By the way, all dogs are pre-screened directly through their vets before they arrive which includes updated shots and behavior reports and Partners has their own vets on call. Playgroup is no more than 10 dogs per trainer, and they get one-on-one training throughout the day.
This is not a free-for-all as in most dog care facilities. There is also a dock jumping pool for training as well as acclimating dogs who are nervous around water. No chaise lounges or Palm Springs umbrellas … yet. The place is air conditioned and the cleaning/ sanitization has been upgraded to top of the line daily — if not hourly — cleaning using a commercial orbital scrubbing unit that uses foaming nanoparticles to disinfect bacteria which is safe for the dogs. There is no overwhelming odor of Clorox (our airplanes should be so clean). The dogs are boarded in custom plexiglass pods, not carpeted suites with TV’s.

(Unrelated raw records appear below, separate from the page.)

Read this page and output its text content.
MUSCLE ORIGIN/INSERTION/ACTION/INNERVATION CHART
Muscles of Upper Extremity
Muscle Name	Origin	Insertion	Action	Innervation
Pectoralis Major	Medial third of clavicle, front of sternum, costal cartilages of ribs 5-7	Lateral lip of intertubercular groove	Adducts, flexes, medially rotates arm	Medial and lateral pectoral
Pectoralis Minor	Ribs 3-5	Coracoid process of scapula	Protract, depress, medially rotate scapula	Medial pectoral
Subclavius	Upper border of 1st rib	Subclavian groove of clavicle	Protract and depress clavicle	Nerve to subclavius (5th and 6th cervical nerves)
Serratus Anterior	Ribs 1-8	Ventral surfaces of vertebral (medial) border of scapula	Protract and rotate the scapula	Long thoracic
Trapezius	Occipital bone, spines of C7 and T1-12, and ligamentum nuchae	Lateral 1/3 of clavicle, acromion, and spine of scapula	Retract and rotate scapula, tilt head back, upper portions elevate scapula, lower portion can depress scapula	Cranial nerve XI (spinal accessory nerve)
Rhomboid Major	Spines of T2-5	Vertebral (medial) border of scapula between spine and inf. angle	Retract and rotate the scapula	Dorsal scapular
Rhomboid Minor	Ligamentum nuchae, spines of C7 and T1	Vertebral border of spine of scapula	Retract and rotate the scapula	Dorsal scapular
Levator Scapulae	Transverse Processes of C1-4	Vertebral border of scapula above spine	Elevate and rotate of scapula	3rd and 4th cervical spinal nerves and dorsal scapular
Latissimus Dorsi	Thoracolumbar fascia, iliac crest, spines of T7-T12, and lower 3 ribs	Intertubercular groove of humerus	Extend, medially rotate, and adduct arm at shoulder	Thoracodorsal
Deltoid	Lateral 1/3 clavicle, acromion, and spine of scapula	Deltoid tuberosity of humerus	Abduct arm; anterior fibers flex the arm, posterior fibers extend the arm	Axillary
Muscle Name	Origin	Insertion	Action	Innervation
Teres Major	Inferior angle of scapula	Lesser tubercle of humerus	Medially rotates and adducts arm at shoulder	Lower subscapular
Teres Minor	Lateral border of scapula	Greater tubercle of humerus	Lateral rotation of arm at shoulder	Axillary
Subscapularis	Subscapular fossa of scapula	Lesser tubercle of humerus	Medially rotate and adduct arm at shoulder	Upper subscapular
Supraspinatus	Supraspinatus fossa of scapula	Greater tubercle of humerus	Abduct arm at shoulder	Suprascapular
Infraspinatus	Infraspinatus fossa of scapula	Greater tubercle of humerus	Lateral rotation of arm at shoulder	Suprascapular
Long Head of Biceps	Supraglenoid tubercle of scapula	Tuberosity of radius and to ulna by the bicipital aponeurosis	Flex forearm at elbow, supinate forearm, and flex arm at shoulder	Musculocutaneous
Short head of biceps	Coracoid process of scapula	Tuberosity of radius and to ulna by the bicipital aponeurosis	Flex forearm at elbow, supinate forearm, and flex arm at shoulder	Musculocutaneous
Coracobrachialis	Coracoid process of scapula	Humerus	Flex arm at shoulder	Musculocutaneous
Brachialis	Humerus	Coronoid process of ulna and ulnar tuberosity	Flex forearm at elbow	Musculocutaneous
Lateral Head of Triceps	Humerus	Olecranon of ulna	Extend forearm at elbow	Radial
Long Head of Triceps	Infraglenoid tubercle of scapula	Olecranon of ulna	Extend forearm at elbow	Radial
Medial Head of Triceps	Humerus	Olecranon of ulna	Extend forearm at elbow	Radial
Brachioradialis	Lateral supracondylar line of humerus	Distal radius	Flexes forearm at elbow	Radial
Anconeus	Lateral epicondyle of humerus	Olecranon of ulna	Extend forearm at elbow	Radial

Sunshine and I were trained four years ago over a two-week intensive period and it was the greatest experience of our lives. He now gets a weekly “refresher” training during his 9am – 5pm ESSENTIAL playdate. Without Partners neither of us would have made it!
Partners founder Leighton Oosthuisen knew he was okay to be an “essential” business since a lot of prominent doctors and lawyers are already huge fans and clients and had to park their dogs there. The school and boarding shut down but the daily supervised playgroups with training survived since it was mostly outside and dogs and trainers were already socially distant. The owners leave their dog in an exterior fenced yard and the trainer retrieves them immediately from the interior playgroup yards, and all leashes are sanitized coming and going.
Leighton has re-designed the entire property over the last year (it looks like a resort) with gating and fencing, so dogs can be separated for play by size, energy and temperament. Now that daycare has become the most popular feature from 6 a.m. – 7 p.m. daily, there are between 10 and 25 dogs a day (depending on the season) and 8 to 10 trainers engaged at all times.
Leighton sees that the Covid rescue trend has had an impact, and lately there have been more of them coming to Partners. “Rescues often come with issues and people should and need to get educated so I suggest at least two months of training.
After all, many have experienced a “honeymoon” in quarantine with these sweet rescues — but they can become monsters in a matter of months as owners go back to work or lives change. The new owners need the training more than the dogs. It is a two-way street.” Now with more rescues having entered the scene on an impulse Covid buy moment, it is crucial dogs get the basic training they need to survive our nation’s and owners’ “next phase” — whatever that looks like!
By the way, Partners has now added its new doggy school bus (not limo) to transport (with AC and luxury pods — not crates or cages) the playdaters in style to and from playgroup with ETA and text updates.
Clearly there will be essential businesses that really make new waves and change our lives. It will happen and it won’t be easy.
But honestly, every week I leave an excited and overjoyed Sunshine off at his great escape, I can’t help but believe — if dogcare facilities can make this giant leap in safety and service, can hotels, planes and restaurants be far behind?
Remember: “Dogs Rule.” Let’s all follow the lead.